Outraged residents decrying the degradation of their once great city to “an open sewer” have filled the piazza outside of Rome City Hall to denounce the ragged state of the Italian capital.
- Residents’ associations and civil society groups organised Saturday’s protest where up to 8,000 people attended
- Critics say the city has been in decline for years
- Mayor Virginia Raggi says she needs more time to overcome Rome’s problems, but argues she is already making good progress
Critics say the city has been in decline for years and accuse Mayor Virginia Raggi, who took office in 2016, of failing to fulfil campaign promises to clean up the mess.
“We’re here because Rome deserves better, because Rome is in a state of neglect the like of which has never been seen before,” said Marita Monaco, 57, who took part in the protest in a Renaissance square designed by Michelangelo.
“It is a city in disarray, where there are no more rules or social cohesion.”
Ms Raggi is a member of the anti-establishment 5-Star Movement and was swept to power following a wave of public disgust over corruption scandals that had battered previous administrations run by both traditional left- and right-wing parties.
The first female mayor in the history of the city, Ms Raggi said she needed more time to overcome Rome’s problems, but has argued she is already making good progress.
Her critics say things are getting worse, not better.

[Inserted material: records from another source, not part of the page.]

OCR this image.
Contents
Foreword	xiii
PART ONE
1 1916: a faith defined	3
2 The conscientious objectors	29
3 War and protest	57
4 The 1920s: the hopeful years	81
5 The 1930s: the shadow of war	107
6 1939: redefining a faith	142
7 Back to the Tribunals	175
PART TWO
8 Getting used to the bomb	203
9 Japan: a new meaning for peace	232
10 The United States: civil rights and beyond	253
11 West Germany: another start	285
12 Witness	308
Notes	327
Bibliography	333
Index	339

What’s wrong in the once great city of Rome?
Among locals’ complaints are roads riddled by potholes, a strike by rubbish collectors that left many public bins overflowing, and a transport system in permanent crisis.
More than 20 buses have caught fire on the streets of the city so far this year, largely the result of poor maintenance, while a broken escalator injured more than 20 Russian soccer fans at a city metro station last Tuesday.

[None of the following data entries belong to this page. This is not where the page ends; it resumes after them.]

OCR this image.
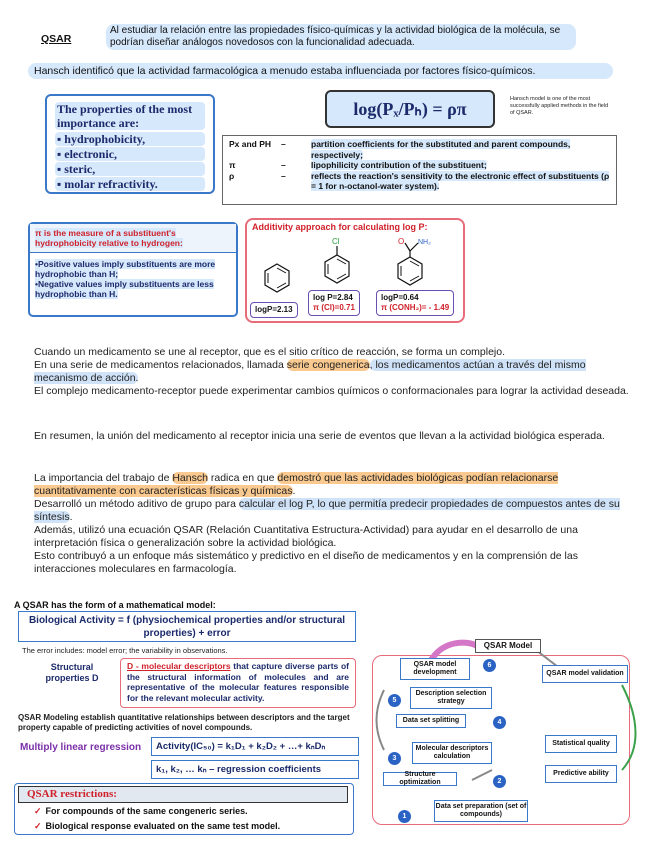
QSAR
Al estudiar la relación entre las propiedades físico-químicas y la actividad biológica de la molécula, se podrían diseñar análogos novedosos con la funcionalidad adecuada.
Hansch identificó que la actividad farmacológica a menudo estaba influenciada por factores físico-químicos.
The properties of the most importance are:
▪ hydrophobicity,
▪ electronic,
▪ steric,
▪ molar refractivity.
log(Pₓ/Pₕ) = ρπ	Hansch model is one of the most successfully applied methods in the field of QSAR.
Px and PH	–	partition coefficients for the substituted and parent compounds, respectively;
π	–	lipophilicity contribution of the substituent;
ρ	–	reflects the reaction's sensitivity to the electronic effect of substituents (ρ = 1 for n-octanol-water system).
π is the measure of a substituent's hydrophobicity relative to hydrogen:

•Positive values imply substituents are more hydrophobic than H;

•Negative values imply substituents are less hydrophobic than H.

Additivity approach for calculating log P:
logP=2.13
Cl
log P=2.84
π (Cl)=0.71
O NH₂
logP=0.64
π (CONH₂)= - 1.49
Cuando un medicamento se une al receptor, que es el sitio crítico de reacción, se forma un complejo.
En una serie de medicamentos relacionados, llamada serie congenerica, los medicamentos actúan a través del mismo mecanismo de acción.
El complejo medicamento-receptor puede experimentar cambios químicos o conformacionales para lograr la actividad deseada.
En resumen, la unión del medicamento al receptor inicia una serie de eventos que llevan a la actividad biológica esperada.
La importancia del trabajo de Hansch radica en que demostró que las actividades biológicas podían relacionarse cuantitativamente con características físicas y químicas.
Desarrolló un método aditivo de grupo para calcular el log P, lo que permitía predecir propiedades de compuestos antes de su síntesis.
Además, utilizó una ecuación QSAR (Relación Cuantitativa Estructura-Actividad) para ayudar en el desarrollo de una interpretación física o generalización sobre la actividad biológica.
Esto contribuyó a un enfoque más sistemático y predictivo en el diseño de medicamentos y en la comprensión de las interacciones moleculares en farmacología.
A QSAR has the form of a mathematical model:
Biological Activity = f (physiochemical properties and/or structural properties) + error
The error includes: model error; the variability in observations.
Structural properties D
D - molecular descriptors that capture diverse parts of the structural information of molecules and are representative of the molecular features responsible for the relevant molecular activity.
QSAR Modeling establish quantitative relationships between descriptors and the target property capable of predicting activities of novel compounds.
Multiply linear regression	Activity(IC₅₀) = k₁D₁ + k₂D₂ + …+ kₙDₙ
k₁, k₂, … kₙ – regression coefficients
QSAR restrictions:
✓ For compounds of the same congeneric series.
✓ Biological response evaluated on the same test model.
QSAR Model
QSAR model development
6
Description selection strategy
5
Data set splitting	4
Molecular descriptors calculation
3
Structure optimization	2
Data set preparation (set of compounds)
1
QSAR model validation
Statistical quality
Predictive ability
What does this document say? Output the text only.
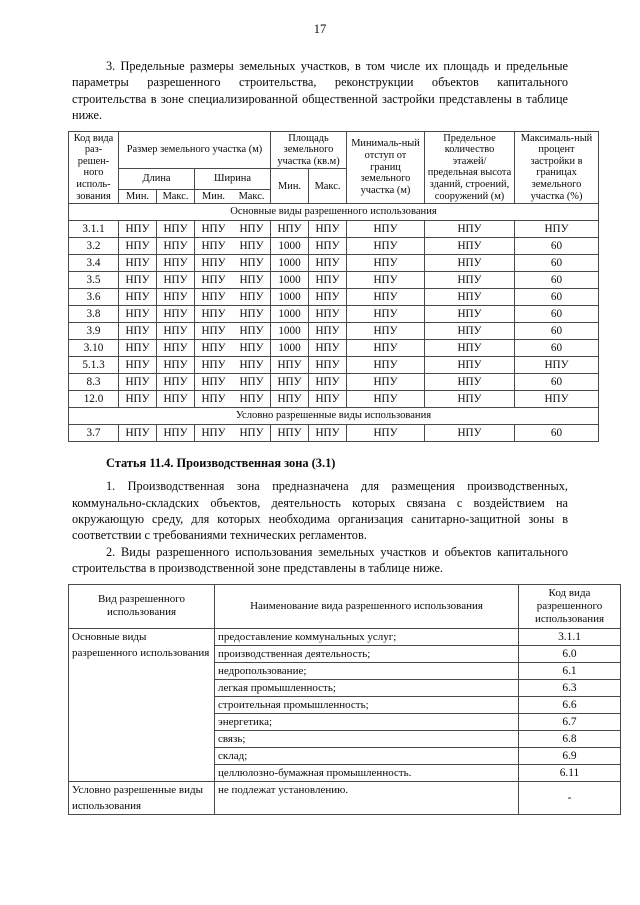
17

3. Предельные размеры земельных участков, в том числе их площадь и предельные параметры разрешенного строительства, реконструкции объектов капитального строительства в зоне специализированной общественной застройки представлены в таблице ниже.

Код вида раз-решен-ного исполь-зования	Размер земельного участка (м)				Площадь земельного участка (кв.м)		Минималь-ный отступ от границ земельного участка (м)	Предельное количество этажей/ предельная высота зданий, строений, сооружений (м)	Максималь-ный процент застройки в границах земельного участка (%)
	Длина		Ширина		Мин.	Макс.			
	Мин.	Макс.	Мин.	Макс.					
Основные виды разрешенного использования									
3.1.1	НПУ	НПУ	НПУ	НПУ	НПУ	НПУ	НПУ	НПУ	НПУ
3.2	НПУ	НПУ	НПУ	НПУ	1000	НПУ	НПУ	НПУ	60
3.4	НПУ	НПУ	НПУ	НПУ	1000	НПУ	НПУ	НПУ	60
3.5	НПУ	НПУ	НПУ	НПУ	1000	НПУ	НПУ	НПУ	60
3.6	НПУ	НПУ	НПУ	НПУ	1000	НПУ	НПУ	НПУ	60
3.8	НПУ	НПУ	НПУ	НПУ	1000	НПУ	НПУ	НПУ	60
3.9	НПУ	НПУ	НПУ	НПУ	1000	НПУ	НПУ	НПУ	60
3.10	НПУ	НПУ	НПУ	НПУ	1000	НПУ	НПУ	НПУ	60
5.1.3	НПУ	НПУ	НПУ	НПУ	НПУ	НПУ	НПУ	НПУ	НПУ
8.3	НПУ	НПУ	НПУ	НПУ	НПУ	НПУ	НПУ	НПУ	60
12.0	НПУ	НПУ	НПУ	НПУ	НПУ	НПУ	НПУ	НПУ	НПУ
Условно разрешенные виды использования									
3.7	НПУ	НПУ	НПУ	НПУ	НПУ	НПУ	НПУ	НПУ	60
Статья 11.4. Производственная зона (3.1)

1. Производственная зона предназначена для размещения производственных, коммунально-складских объектов, деятельность которых связана с воздействием на окружающую среду, для которых необходима организация санитарно-защитной зоны в соответствии с требованиями технических регламентов.

2. Виды разрешенного использования земельных участков и объектов капитального строительства в производственной зоне представлены в таблице ниже.

Вид разрешенного использования	Наименование вида разрешенного использования	Код вида разрешенного использования
Основные виды разрешенного использования	предоставление коммунальных услуг;	3.1.1
	производственная деятельность;	6.0
	недропользование;	6.1
	легкая промышленность;	6.3
	строительная промышленность;	6.6
	энергетика;	6.7
	связь;	6.8
	склад;	6.9
	целлюлозно-бумажная промышленность.	6.11
Условно разрешенные виды использования	не подлежат установлению.	-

The recent death of a 16-year-old girl, whose body was found in an abandoned building used by drug dealers, underscored fears about law and order in the city. Police said they believed the girl was gang-raped and reported the arrests of four migrants.

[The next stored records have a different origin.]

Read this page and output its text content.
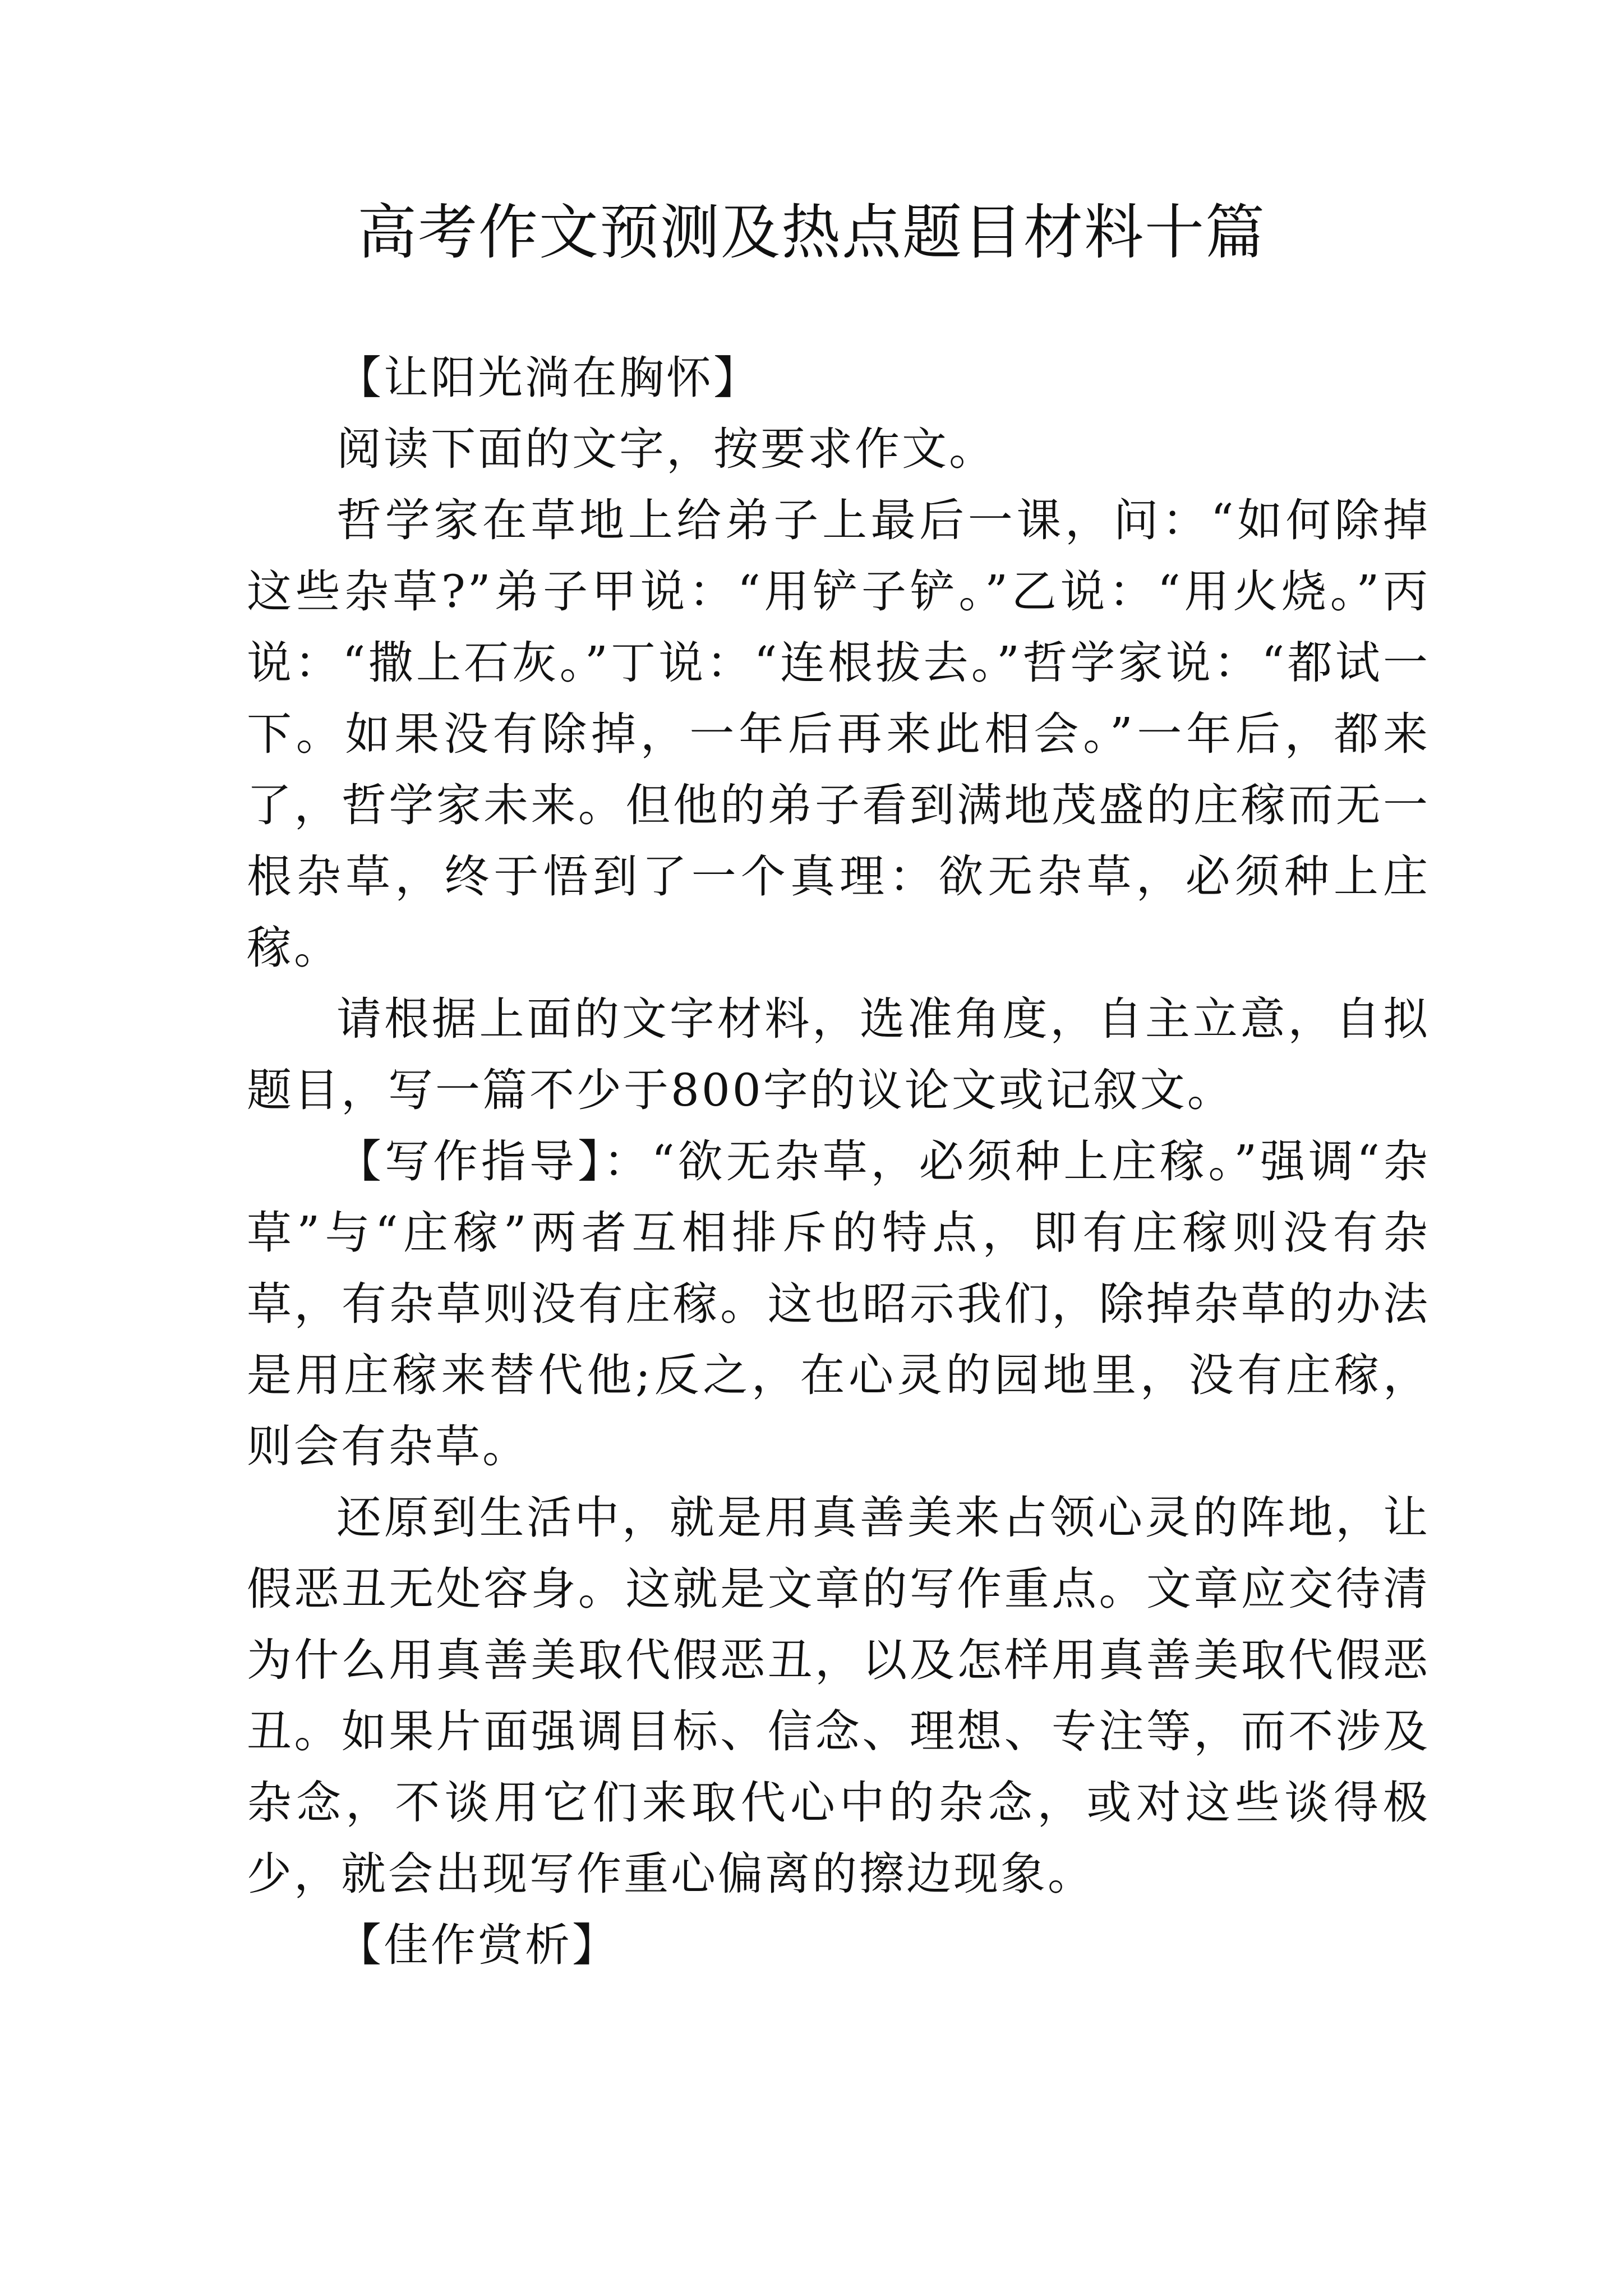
高考作文预测及热点题目材料十篇

【让阳光淌在胸怀】

阅读下面的文字，按要求作文。

哲学家在草地上给弟子上最后一课，问：“如何除掉这些杂草?”弟子甲说：“用铲子铲。”乙说：“用火烧。”丙说：“撒上石灰。”丁说：“连根拔去。”哲学家说：“都试一下。如果没有除掉，一年后再来此相会。”一年后，都来了，哲学家未来。但他的弟子看到满地茂盛的庄稼而无一根杂草，终于悟到了一个真理：欲无杂草，必须种上庄稼。

请根据上面的文字材料，选准角度，自主立意，自拟题目，写一篇不少于800字的议论文或记叙文。

【写作指导】：“欲无杂草，必须种上庄稼。”强调“杂草”与“庄稼”两者互相排斥的特点，即有庄稼则没有杂草，有杂草则没有庄稼。这也昭示我们，除掉杂草的办法是用庄稼来替代他;反之，在心灵的园地里，没有庄稼，则会有杂草。

还原到生活中，就是用真善美来占领心灵的阵地，让假恶丑无处容身。这就是文章的写作重点。文章应交待清为什么用真善美取代假恶丑，以及怎样用真善美取代假恶丑。如果片面强调目标、信念、理想、专注等，而不涉及杂念，不谈用它们来取代心中的杂念，或对这些谈得极少，就会出现写作重心偏离的擦边现象。

【佳作赏析】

Under the hashtag #romadicebasta (“Rome says enough”), residents’ associations and civil society groups banded together to organise Saturday’s protest, which Reuters reporters estimated drew between 5,000 and 8,000 people.
“Rome has become an open sewer, a scandal, full of rats, foxes, wild boar and rubbish,” Rome resident Salvatore Golino said.
“We are drowning in trash and we can’t take it anymore.”
A recent video that went viral online showed a family of four foraging through sacks of rubbish on a city street. Another video earlier this year showed a large boar running up a major city road under the gaze of astonished drivers.
The extent of the rubbish problem was exposed to the world during severe storm across Italy last week with images of garbage bags and debris floating in floodwater.
Ms Raggi is standing trial for alleged abuse of office over a contested appointment within her administration. She has denied the accusation, but has said she will resign if found guilty. A verdict is due on November 10.
Her administration would fall if she left office, potentially opening the way for fresh elections.